The combination of her virtuosity, down-to-earth demeanor, and creative vision was truly a close encounter with brilliance.

[November, 2008] On Thursday, November 18th, members of CYM enjoyed a Master Class with the world renowned Lang Lang, classical pianist. The Schnatterly, McCargo, Hammel, and McGinnis families attended, along with Miss Kara Woodworth and Miss Michelle Bitler. All were inspired and impressed by Lang Lang's ability to hear and demonstrate very fine details in the music, and thoroughly enjoyed the class.

Afterward, the Hammel, McCargo and McGinnis families enjoyed an exquisite meal at Palate and attended his concert at Heinz Hall, which was "infused with his (Lang Lang's) superstar personality." The Hammel family was fortunate enough to be able to meet with Lang Lang later after the concert at a private event sponsored by the Pittsburgh Symphony.

[april, 2008] CYM's opportunity to enjoy virtuoso violinist Gil Shaham's visit to Pittsburgh began with a Master Class for three violin students on Saturday morning. Mr.

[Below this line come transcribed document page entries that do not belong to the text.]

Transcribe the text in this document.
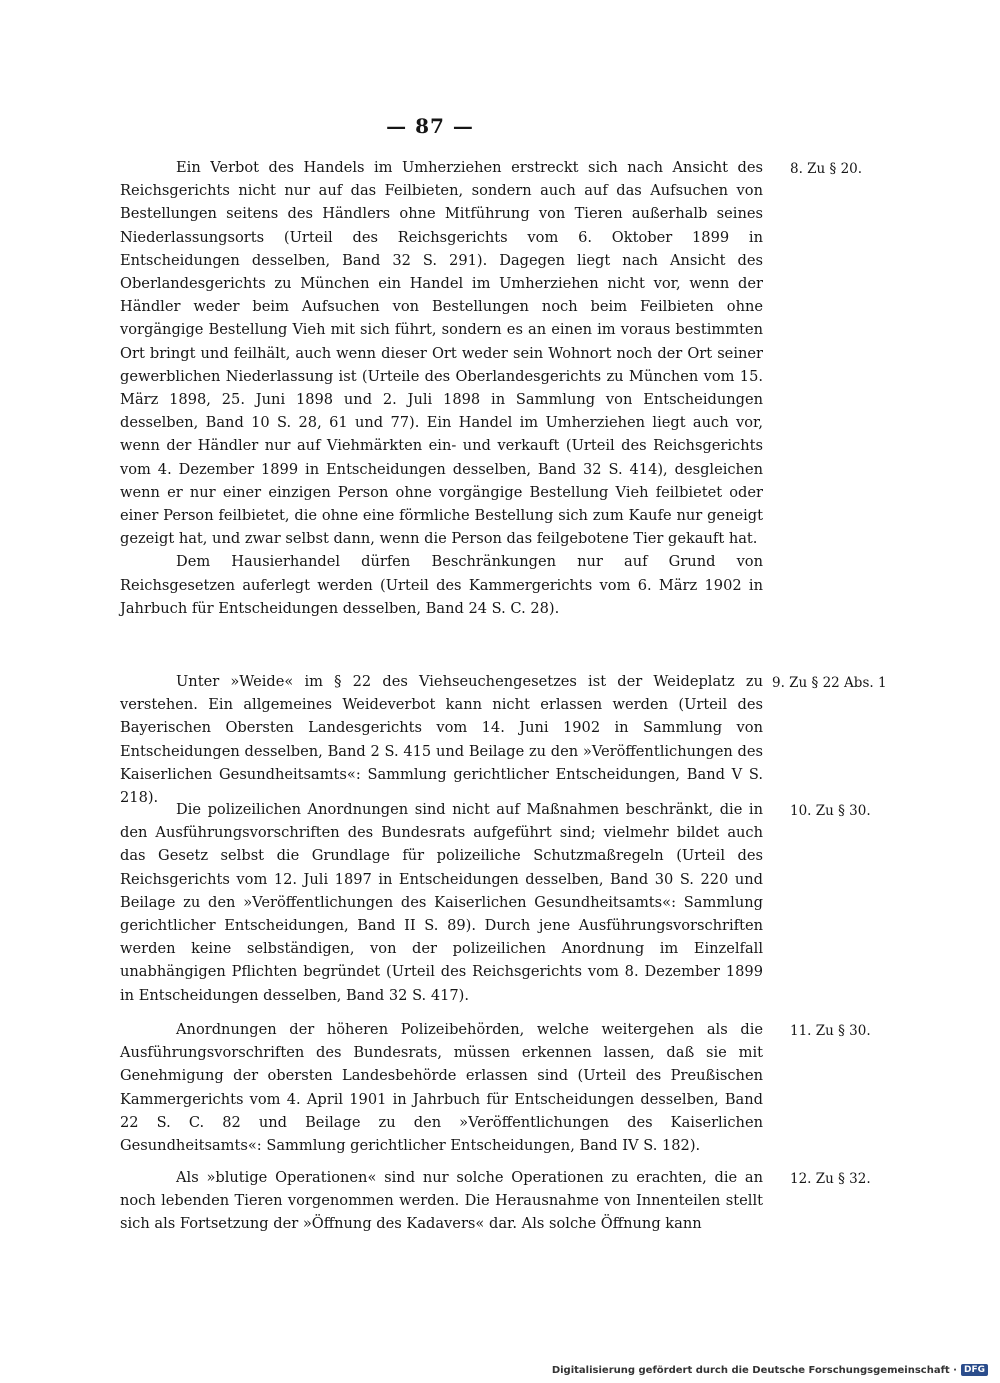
— 87 —

Ein Verbot des Handels im Umherziehen erstreckt sich nach Ansicht des Reichsgerichts nicht nur auf das Feilbieten, sondern auch auf das Aufsuchen von Bestellungen seitens des Händlers ohne Mitführung von Tieren außerhalb seines Niederlassungsorts (Urteil des Reichsgerichts vom 6. Oktober 1899 in Entscheidungen desselben, Band 32 S. 291). Dagegen liegt nach Ansicht des Oberlandesgerichts zu München ein Handel im Umherziehen nicht vor, wenn der Händler weder beim Aufsuchen von Bestellungen noch beim Feilbieten ohne vorgängige Bestellung Vieh mit sich führt, sondern es an einen im voraus bestimmten Ort bringt und feilhält, auch wenn dieser Ort weder sein Wohnort noch der Ort seiner gewerblichen Niederlassung ist (Urteile des Oberlandesgerichts zu München vom 15. März 1898, 25. Juni 1898 und 2. Juli 1898 in Sammlung von Entscheidungen desselben, Band 10 S. 28, 61 und 77). Ein Handel im Umherziehen liegt auch vor, wenn der Händler nur auf Viehmärkten ein- und verkauft (Urteil des Reichsgerichts vom 4. Dezember 1899 in Entscheidungen desselben, Band 32 S. 414), desgleichen wenn er nur einer einzigen Person ohne vorgängige Bestellung Vieh feilbietet oder einer Person feilbietet, die ohne eine förmliche Bestellung sich zum Kaufe nur geneigt gezeigt hat, und zwar selbst dann, wenn die Person das feilgebotene Tier gekauft hat.

Dem Hausierhandel dürfen Beschränkungen nur auf Grund von Reichsgesetzen auferlegt werden (Urteil des Kammergerichts vom 6. März 1902 in Jahrbuch für Entscheidungen desselben, Band 24 S. C. 28).

8. Zu § 20.

Unter »Weide« im § 22 des Viehseuchengesetzes ist der Weideplatz zu verstehen. Ein allgemeines Weideverbot kann nicht erlassen werden (Urteil des Bayerischen Obersten Landesgerichts vom 14. Juni 1902 in Sammlung von Entscheidungen desselben, Band 2 S. 415 und Beilage zu den »Veröffentlichungen des Kaiserlichen Gesundheitsamts«: Sammlung gerichtlicher Entscheidungen, Band V S. 218).

9. Zu § 22 Abs. 1

Die polizeilichen Anordnungen sind nicht auf Maßnahmen beschränkt, die in den Ausführungsvorschriften des Bundesrats aufgeführt sind; vielmehr bildet auch das Gesetz selbst die Grundlage für polizeiliche Schutzmaßregeln (Urteil des Reichsgerichts vom 12. Juli 1897 in Entscheidungen desselben, Band 30 S. 220 und Beilage zu den »Veröffentlichungen des Kaiserlichen Gesundheitsamts«: Sammlung gerichtlicher Entscheidungen, Band II S. 89). Durch jene Ausführungsvorschriften werden keine selbständigen, von der polizeilichen Anordnung im Einzelfall unabhängigen Pflichten begründet (Urteil des Reichsgerichts vom 8. Dezember 1899 in Entscheidungen desselben, Band 32 S. 417).

10. Zu § 30.

Anordnungen der höheren Polizeibehörden, welche weitergehen als die Ausführungsvorschriften des Bundesrats, müssen erkennen lassen, daß sie mit Genehmigung der obersten Landesbehörde erlassen sind (Urteil des Preußischen Kammergerichts vom 4. April 1901 in Jahrbuch für Entscheidungen desselben, Band 22 S. C. 82 und Beilage zu den »Veröffentlichungen des Kaiserlichen Gesundheitsamts«: Sammlung gerichtlicher Entscheidungen, Band IV S. 182).

11. Zu § 30.

Als »blutige Operationen« sind nur solche Operationen zu erachten, die an noch lebenden Tieren vorgenommen werden. Die Herausnahme von Innenteilen stellt sich als Fortsetzung der »Öffnung des Kadavers« dar. Als solche Öffnung kann

12. Zu § 32.
Digitalisierung gefördert durch die Deutsche Forschungsgemeinschaft · DFG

Shaham listened to each of the three perform the following pieces:

  • Nathan Cully — Sonata No. 4, 4th movement G.F. Handel
  • Elsa Lagerquist — Tempo di Minuetto F. Kreisler
  • Haluk Akay — Concerto in a, 1st movement J.S. Bach

Mr. Shaham shared stories about the composers as well as influential violinists who have performed these pieces in the past. The young musicians were connected with a great lineage of important violinists through their encounter with Mr. Shaham. Approximately 8 other families participated by observing the event at Heinz Hall.

[March, 2008] Madeline Marco Scanlon and Meredith Hudock, in 10th and 8th grade respectively, visited up-close with phenom Sarah Chang at a dinner hosted by the PSO last weekend. About 20 fans enjoyed a wonderful meal at Palatte Restaurant with the virtuoso violinist at the symphony's invitation. The girls found Sarah to be very gracious and approachable, as well as dazzling. Her performance of the Vivaldi Four Seasons that afternoon was both memorable and sold-out.

Madeline and Meredith enjoyed telling Sarah about their own performance at the White House in 2006, as well as Madeline's career plans (dermatology and continued violin playing) and Meredith's interest in Bluegrass and improvising. As PSO Board Member Alicia McGinnis said, "This is a rare opportunity to meet with an extraordinary person and expand our horizons. I hope that we can have more occasions like this for other CYM students as well." One of the girls' family members commented that "she (her daughter) was riding so high on the way home that she had to be scraped off the top of the car." A night to remember...

Yo-Yo Ma reflects on the Maestro

[February, 2003] On the evening of Wednesday, February 19, CYM cellists joined an overflow group of fellow-cellists and music professionals on-stage at Heinz Hall to observe world-renowned cellist and conductor Mstislav Rostropovich conduct a three-part master class. The event is described in the following Tribune-Review article.

Rostropovich delights audience with talk, class

By Mark Kanny
Friday, February 21, 2003

When Mstislav Rostropovich is around, the bravos usually head in his direction. But he bestowed his enthusiasm, as well as musical wisdom and historical testimony, on Wednesday at educational activities in Oakland and Downtown. History came alive when Rostropovich spoke at 2 p.m. at the McConomy Auditorium at Carnegie Mellon University about his experiences in his native Soviet Union. He was 14 and had already made his orchestral debut when his father died and he learned the meaning of "real suffering." He had to play 10 concerts just to earn enough money for 2 pounds of butter.

He told stories about his friends, composers Dmitri Shostakovich and Sergei Prokofiev -- "both great composers but so different as people they were like from different planets."

And after a quartet of CMU string students played the first two movements of Shostakovich's Eighth Quartet, Rostropovich talked about the music's greatness and pointed out musical quotations that make it virtually a biography in sound of the composer.